Bonjour Claude, Comment peut-on résumer le pourvoi 13-25821 du 6 mai 2015 rendu par la cour de cassation ?

Dans cette affaire, un accord d’entreprise signé dans le sillage des négociations annuelles sur les salaires prévoyait la répartition d’une enveloppe globale de 3% du montant des salaires de base des cadres du mois de décembre. Mais l’accord ne disait rien de précis sur les modalités de répartition des augmentations individuelles. Un salarié n’ayant pas eu d’augmentation individuelle, ni d’explications satisfaisantes a décidé de le contester en justice.

C’est l’occasion pour la Cour de cassation de rappeler que même en matière d’augmentations individuelles, l’employeur ne dispose pas de pouvoir discrétionnaire. Il doit être en mesure, si un salarié le lui demande, de justifier précisément les raisons pour lesquelles il n’a pas obtenu d’augmentation quand certains de ses collègues en ont bénéficié.

Une différence de traitement entre des salariés placés dans la même situation doit reposer sur des raisons objectives matériellement vérifiables. La décision du 6 mai 2015 fait écho à celle du 30 avril 2009 (n° 07-40527) au sujet de l’attribution de primes dans laquelle la Cour a jugé que « l’employeur ne peut opposer son pouvoir discrétionnaire pour se soustraire à son obligation de justifier de façon objective et pertinente, une différence de rémunération ».

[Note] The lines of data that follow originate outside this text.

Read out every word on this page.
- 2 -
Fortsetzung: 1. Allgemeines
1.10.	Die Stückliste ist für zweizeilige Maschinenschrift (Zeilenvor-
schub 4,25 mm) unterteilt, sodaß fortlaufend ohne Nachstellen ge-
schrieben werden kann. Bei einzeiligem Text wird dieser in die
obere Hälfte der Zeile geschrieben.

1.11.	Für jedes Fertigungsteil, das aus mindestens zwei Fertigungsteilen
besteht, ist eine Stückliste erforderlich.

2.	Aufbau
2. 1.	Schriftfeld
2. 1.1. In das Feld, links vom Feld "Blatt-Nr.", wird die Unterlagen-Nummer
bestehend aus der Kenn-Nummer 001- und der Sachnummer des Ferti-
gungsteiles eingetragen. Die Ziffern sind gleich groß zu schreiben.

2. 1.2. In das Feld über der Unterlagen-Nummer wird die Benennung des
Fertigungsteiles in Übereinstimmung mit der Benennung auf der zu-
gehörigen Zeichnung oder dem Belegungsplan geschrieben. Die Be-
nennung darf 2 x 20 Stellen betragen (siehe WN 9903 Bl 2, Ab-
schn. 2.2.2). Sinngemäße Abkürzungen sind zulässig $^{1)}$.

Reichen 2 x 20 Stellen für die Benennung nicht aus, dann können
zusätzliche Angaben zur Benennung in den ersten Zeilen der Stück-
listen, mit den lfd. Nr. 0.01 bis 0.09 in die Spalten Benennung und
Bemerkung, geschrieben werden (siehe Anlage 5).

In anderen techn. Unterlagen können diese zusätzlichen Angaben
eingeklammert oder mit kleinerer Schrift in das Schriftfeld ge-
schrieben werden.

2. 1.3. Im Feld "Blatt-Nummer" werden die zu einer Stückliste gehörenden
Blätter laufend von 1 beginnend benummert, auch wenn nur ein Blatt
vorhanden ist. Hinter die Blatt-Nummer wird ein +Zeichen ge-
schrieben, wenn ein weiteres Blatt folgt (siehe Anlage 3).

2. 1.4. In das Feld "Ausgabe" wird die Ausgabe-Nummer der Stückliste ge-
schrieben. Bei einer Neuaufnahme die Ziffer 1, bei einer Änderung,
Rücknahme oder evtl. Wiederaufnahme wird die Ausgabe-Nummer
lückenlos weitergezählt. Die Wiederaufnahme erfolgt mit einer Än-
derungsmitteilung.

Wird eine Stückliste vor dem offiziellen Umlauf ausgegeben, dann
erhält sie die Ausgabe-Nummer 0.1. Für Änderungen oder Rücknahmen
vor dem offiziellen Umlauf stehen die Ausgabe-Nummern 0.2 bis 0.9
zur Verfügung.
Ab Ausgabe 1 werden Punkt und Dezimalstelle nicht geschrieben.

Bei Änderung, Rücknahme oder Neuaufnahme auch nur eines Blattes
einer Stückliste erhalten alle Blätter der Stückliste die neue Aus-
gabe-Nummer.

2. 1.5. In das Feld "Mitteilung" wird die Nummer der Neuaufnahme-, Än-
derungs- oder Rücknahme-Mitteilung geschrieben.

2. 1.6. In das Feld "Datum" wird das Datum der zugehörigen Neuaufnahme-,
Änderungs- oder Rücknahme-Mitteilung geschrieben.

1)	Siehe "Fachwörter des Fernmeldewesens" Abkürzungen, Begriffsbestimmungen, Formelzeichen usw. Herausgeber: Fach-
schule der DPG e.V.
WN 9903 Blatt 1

 Concrètement, quelles précautions l’employeur doit-il prendre ?

Que ce soit dans le cadre de la négociation annuelle obligatoire ou pas, la jurisprudence de la Cour de cassation devrait conduire les employeurs à faire preuve d’une grande rigueur dans leurs décisions d’ordre salarial. Ils doivent définir les critères qui permettent aux salariés d’obtenir des primes, des bonus ou des augmentations de salaire. Ces critères doivent être matériellement vérifiables. Cette exigence d’égalité régulièrement rappelée par la Cour de cassation perturbe les politiques d’individualisation des rémunérations qui ont cours dans les entreprises et qui laissent souvent une trop grande place à des considérations subjectives.

Quel conseil peut-on donner à un salarié qui souhaite faire valoir ses droits ?

Si un salarié constate qu’il ne bénéficie pas de la même rémunération qu’un de ses collègues faisant le même le travail ou un travail de même valeur, il est d’abord en droit de demander des explications à sa hiérarchie.  C’est une demande qui part d’un constat : « Je suis moins payé que mon collègue. Nous faisons le même travail » ; et qui suscite une interrogation légitime : «  J’aimerais comprendre pourquoi ». A défaut d’explication convaincante, le salarié pourra saisir l’inspection du travail, demander à un délégué du personnel de l’UNSA d’exercer un droit d’alerte (Article L 2313-2 du code du travail) ou porter directement l’affaire en justice.

Cet arrêt de la cour de cassation repose sur le principe « à travail égal, salaire égal ». Que peut-on dire de plus sur ce principe ?  

Ce principe est la généralisation du principe d’égalité de traitement applicable entre femmes et hommes inscrit dans le code du travail. Dans la plupart des affaires jugées il s’agit d’une comparaison entre des salariés qui ont des fonctions identiques. Mais l’application du principe d’égalité de traitement ne se limite pas à ce cas de figure. La comparaison peut également se faire avec un travail de valeur égale. Sont considérés comme ayant une valeur égale les travaux qui exigent des salariés un ensemble comparable de connaissances professionnelles consacrées par un titre, un diplôme ou une pratique professionnelle, de capacités découlant de l’expérience acquise, de responsabilités et de charge physique ou nerveuse. (L 3221-4 du code du travail)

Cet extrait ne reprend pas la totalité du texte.